Dacheng senior partner and criminal defense attorney Xu Ping, entrusted by Yang and his family, represented the defendant in the second trial. Attorney Xu, following thorough communication with the parties and a careful analysis of files, concluded that the case was a typical miscarriage of justice in which achievements of reform were totally denied due to operational and procedural flaws. Besides, the judicial authorities obviously failed to understand what were to be addressed in SOE reform, nor the theory or practice of reform.
 
To bring back the actual circumstances in which the reform was undertaken, attorney Xu made quite a few visits to Huairou County where he managed to collect 25 pieces of evidence including witness statements, written evidence and policy documents. Based on the evidence, Xu wrote detailed analysis reports and letter of defense in which three arguments were put forward: firstly, the reform led by the defendant was directly under the guidance of the county government, who must have known and permitted the procedural flaws; secondly, when the state-owned assets were first disposed of, the defendant was not a shareholder of the post-reform enterprise, thus ruling out his intention of committing corruption; thirdly, the defendant obtained the overwhelming stake of the enterprise by means of post-reform equity transfer that had little to do with the reform itself.
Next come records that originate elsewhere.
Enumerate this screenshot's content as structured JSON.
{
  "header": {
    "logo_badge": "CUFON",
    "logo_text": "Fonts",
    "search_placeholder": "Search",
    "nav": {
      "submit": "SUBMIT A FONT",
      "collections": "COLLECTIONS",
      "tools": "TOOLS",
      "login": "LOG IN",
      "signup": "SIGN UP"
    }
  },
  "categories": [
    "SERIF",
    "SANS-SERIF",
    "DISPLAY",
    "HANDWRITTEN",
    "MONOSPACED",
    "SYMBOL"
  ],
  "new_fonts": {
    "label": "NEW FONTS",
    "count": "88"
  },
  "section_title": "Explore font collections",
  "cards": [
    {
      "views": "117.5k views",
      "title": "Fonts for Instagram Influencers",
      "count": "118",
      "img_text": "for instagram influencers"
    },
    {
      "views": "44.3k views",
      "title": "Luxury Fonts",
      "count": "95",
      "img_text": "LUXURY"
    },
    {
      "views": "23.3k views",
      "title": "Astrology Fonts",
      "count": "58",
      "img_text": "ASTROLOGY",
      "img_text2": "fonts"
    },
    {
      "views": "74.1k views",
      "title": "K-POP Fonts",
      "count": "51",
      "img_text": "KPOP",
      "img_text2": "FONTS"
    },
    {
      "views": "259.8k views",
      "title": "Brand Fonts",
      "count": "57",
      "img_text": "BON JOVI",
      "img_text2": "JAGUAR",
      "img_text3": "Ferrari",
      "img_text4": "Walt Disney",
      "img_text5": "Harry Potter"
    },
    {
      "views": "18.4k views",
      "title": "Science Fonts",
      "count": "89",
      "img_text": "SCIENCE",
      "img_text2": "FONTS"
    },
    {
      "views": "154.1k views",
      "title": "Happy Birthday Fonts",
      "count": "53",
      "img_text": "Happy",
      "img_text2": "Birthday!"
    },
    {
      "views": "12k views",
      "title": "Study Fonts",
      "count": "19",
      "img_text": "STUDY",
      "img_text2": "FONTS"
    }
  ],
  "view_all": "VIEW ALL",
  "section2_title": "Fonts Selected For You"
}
Xu also noted that at the time of reform there was a temporary vacuum of laws or regulations and consequently discrepancies existed in interpreting relevant policies among local governments. He defined the reform as an experiment through trial and error. In his opinion, it was due to procedural loopholes if any error occurred. Therefore, the local governments who ushered in the reform, rather than the reformers, should be held responsible. Only in this way could we protect people’s enthusiasm for reform, boost their entrepreneurship, and ensure economic reform bear more fruits in the future.
 
Attorney Xu handed in the collected evidence and written opinions to Beijing People’s Procuratorate and Beijing High People’s Court respectively and communicated his opinions to people in charge of the case quite a few times. In early July, the case went through a public trial at Beijing High People’s Court. During the trial, public prosecutors from Beijing People’s Procuratorate accepted the defense lawyer’s claim that charges of corruption against the defendant did not hold for lack of sufficient evidence and suggested court of second instance quash the original judgment. At the end of July, Beijing High People’s Court declared the first trial judgment untenable and ordered a retrial as the prosecution and defense sides could not agree on the charge of 350,000 yuan of public fund misappropriation.
 
When the court of second instance pronounced its judgments, Yang the appellant was too excited to contain himself and burst into tears.
 
The case was successfully defended because the defense attorney was able to conduct comprehensive investigations and thorough communication with the judiciary, which enabled them to gain a full picture of SOE reform. In addition, when conflicts around the interpretation of policy arose, the principle of favoring interpretations conducive to the defendant was also observed, leading to compromise and concession in the course of rebuttal between the prosecution side and the defense side. The result of the second trial not only showed that the defense attorney had fulfilled his duty satisfactorily, but also signaled the judiciary’s effort of implementing the principle of “respecting defense attorney’s opinions”.